Résumé de la décision
Mme A D épouse B a introduit une requête le 6 mars 2023 pour demander la suspension de l'exécution d'une décision du 19 janvier 2023, par laquelle l'Office français de l'immigration et de l'intégration (OFII) lui avait suspendu le bénéfice des conditions matérielles d'accueil. Elle a également demandé à ce que l'OFII soit contraint de rétablir ces conditions et a sollicité une indemnité. Le 9 mars 2023, l'OFII a retiré la décision contestée. Par conséquent, le juge des référés a déclaré que les demandes de suspension et d'injonction étaient devenues sans objet et a rejeté le surplus des conclusions de la requête.
Arguments pertinents
1. Urgence et doute sérieux : Mme D épouse B a soutenu qu'il existait une situation d'urgence en raison de son état de santé, qui ne lui permettait pas de vivre dans la précarité. Elle a également avancé qu'il y avait un doute sérieux sur la légalité de la décision attaquée, notamment en raison d'un manque de motivation et d'une erreur de droit.
2. Retrait de la décision : Le juge a constaté que la décision du 19 janvier 2023 avait été retirée par une décision du 9 mars 2023, ce qui a rendu les demandes de suspension et d'injonction sans objet.

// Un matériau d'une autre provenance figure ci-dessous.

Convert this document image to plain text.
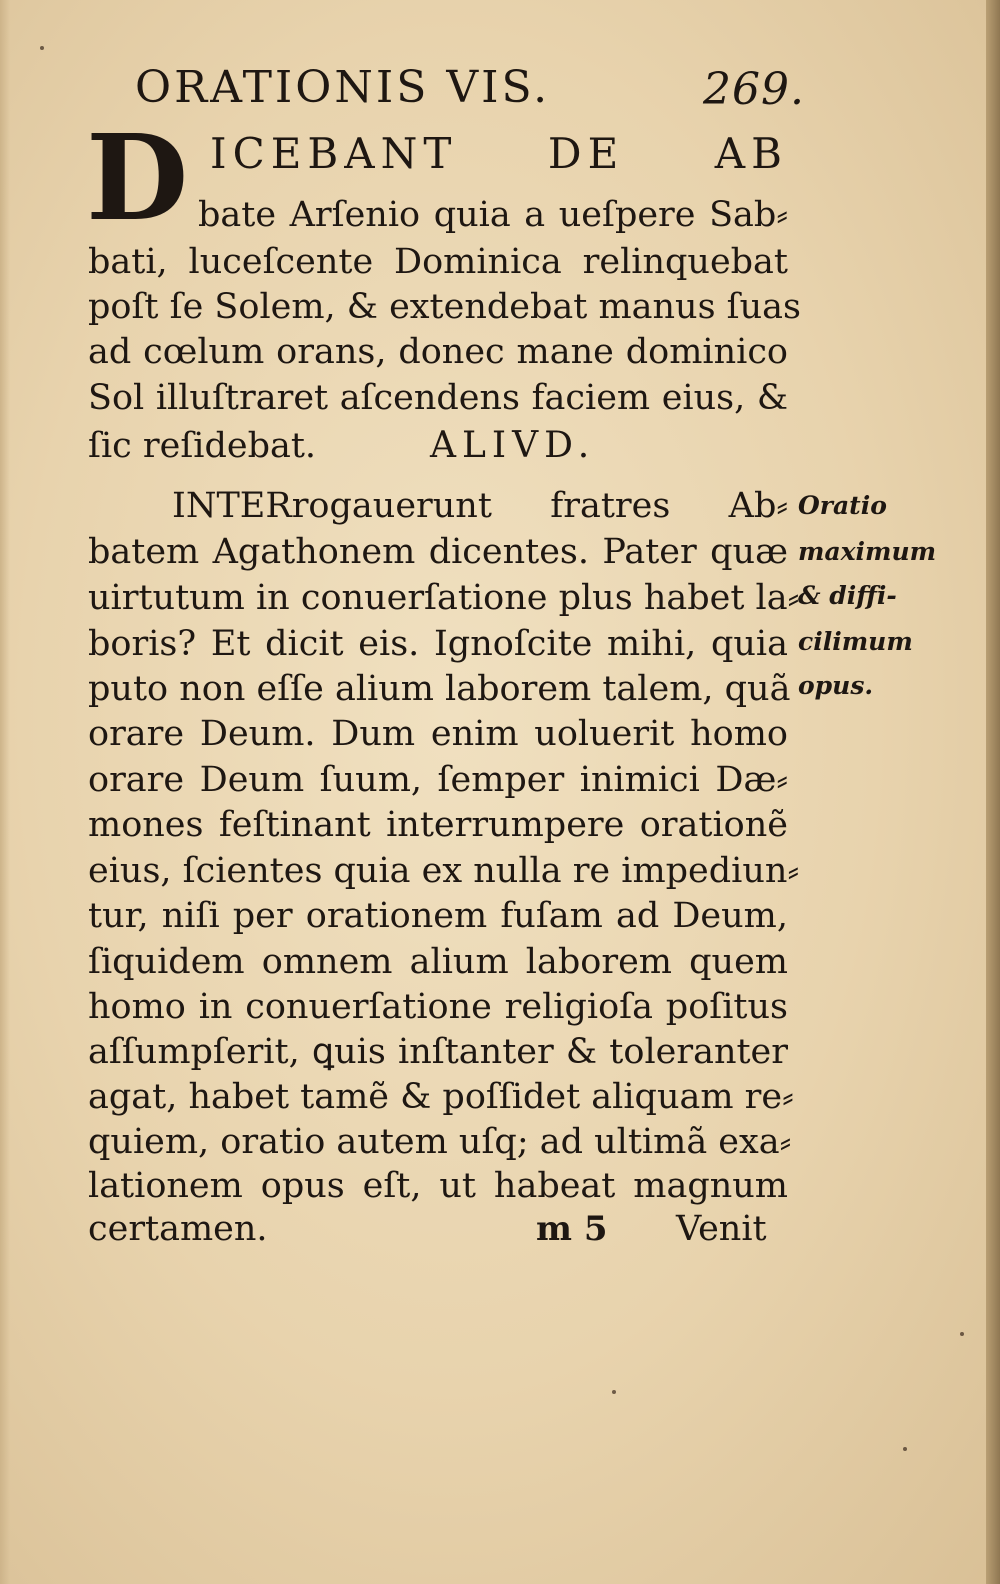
ORATIONIS VIS.	269.
D ICEBANT DE AB
bate Arſenio quia a ueſpere Sab⸗
bati, luceſcente Dominica relinquebat
poſt ſe Solem, & extendebat manus ſuas
ad cœlum orans, donec mane dominico
Sol illuſtraret aſcendens faciem eius, &
ſic reſidebat.	ALIVD.
INTERrogauerunt fratres Ab⸗
batem Agathonem dicentes. Pater quæ
uirtutum in conuerſatione plus habet la⸗
boris? Et dicit eis. Ignoſcite mihi, quia
puto non eſſe alium laborem talem, quã
orare Deum. Dum enim uoluerit homo
orare Deum ſuum, ſemper inimici Dæ⸗
mones feſtinant interrumpere orationẽ
eius, ſcientes quia ex nulla re impediun⸗
tur, niſi per orationem fuſam ad Deum,
ſiquidem omnem alium laborem quem
homo in conuerſatione religioſa poſitus
aſſumpſerit, ꝗuis inſtanter & toleranter
agat, habet tamẽ & poſſidet aliquam re⸗
quiem, oratio autem uſq; ad ultimã exa⸗
lationem opus eſt, ut habeat magnum
certamen.	m 5 Venit
Oratio
maximum
& diffi-
cilimum
opus.
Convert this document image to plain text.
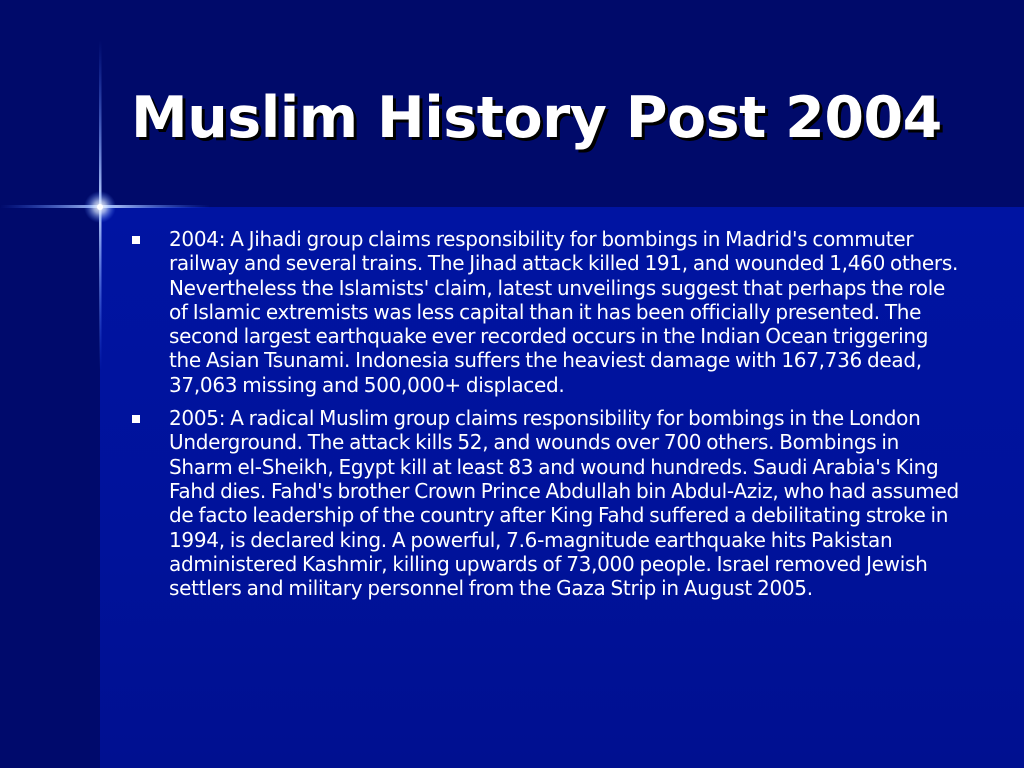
Muslim History Post 2004
2004: A Jihadi group claims responsibility for bombings in Madrid's commuter railway and several trains. The Jihad attack killed 191, and wounded 1,460 others. Nevertheless the Islamists' claim, latest unveilings suggest that perhaps the role of Islamic extremists was less capital than it has been officially presented. The second largest earthquake ever recorded occurs in the Indian Ocean triggering the Asian Tsunami. Indonesia suffers the heaviest damage with 167,736 dead, 37,063 missing and 500,000+ displaced.
2005: A radical Muslim group claims responsibility for bombings in the London Underground. The attack kills 52, and wounds over 700 others. Bombings in Sharm el-Sheikh, Egypt kill at least 83 and wound hundreds. Saudi Arabia's King Fahd dies. Fahd's brother Crown Prince Abdullah bin Abdul-Aziz, who had assumed de facto leadership of the country after King Fahd suffered a debilitating stroke in 1994, is declared king. A powerful, 7.6-magnitude earthquake hits Pakistan administered Kashmir, killing upwards of 73,000 people. Israel removed Jewish settlers and military personnel from the Gaza Strip in August 2005.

Cela a été un point central dans le raisonnement du juge, qui a souligné que "les conclusions de la requête de Mme D épouse B aux fins de suspension et d'injonction sont devenues sans objet".
Interprétations et citations légales
1. Article L. 521-1 du code de justice administrative : Cet article stipule que le juge des référés peut ordonner la suspension d'une décision administrative lorsque l'urgence le justifie et qu'il existe un doute sérieux quant à la légalité de la décision. La formulation précise est la suivante : "Quand une décision administrative, même de rejet, fait l'objet d'une requête en annulation ou en réformation, le juge des référés, saisi d'une demande en ce sens, peut ordonner la suspension de l'exécution de cette décision, ou de certains de ses effets, lorsque l'urgence le justifie et qu'il est fait état d'un moyen propre à créer, en l'état de l'instruction, un doute sérieux quant à la légalité de la décision".
2. Conséquences du retrait de la décision : Le retrait de la décision contestée par l'OFII a eu pour effet d'éteindre l'objet du litige. Le juge a noté que "dans les circonstances de l'espèce, il n'y a pas lieu de faire droit aux conclusions présentées", ce qui souligne l'importance du retrait dans le cadre de la procédure.
3. Articles L. 761-1 du code de justice administrative et 37 de la loi du 10 juillet 1991 : Ces articles concernent les frais de justice et les indemnités. Le juge a décidé de ne pas faire droit aux demandes d'indemnisation, considérant que le retrait de la décision avait mis fin à la situation litigieuse.
En conclusion, la décision du juge des référés repose sur le constat que le retrait de la décision contestée a rendu les demandes de Mme D épouse B sans objet, ce qui a conduit à un rejet des conclusions de sa requête.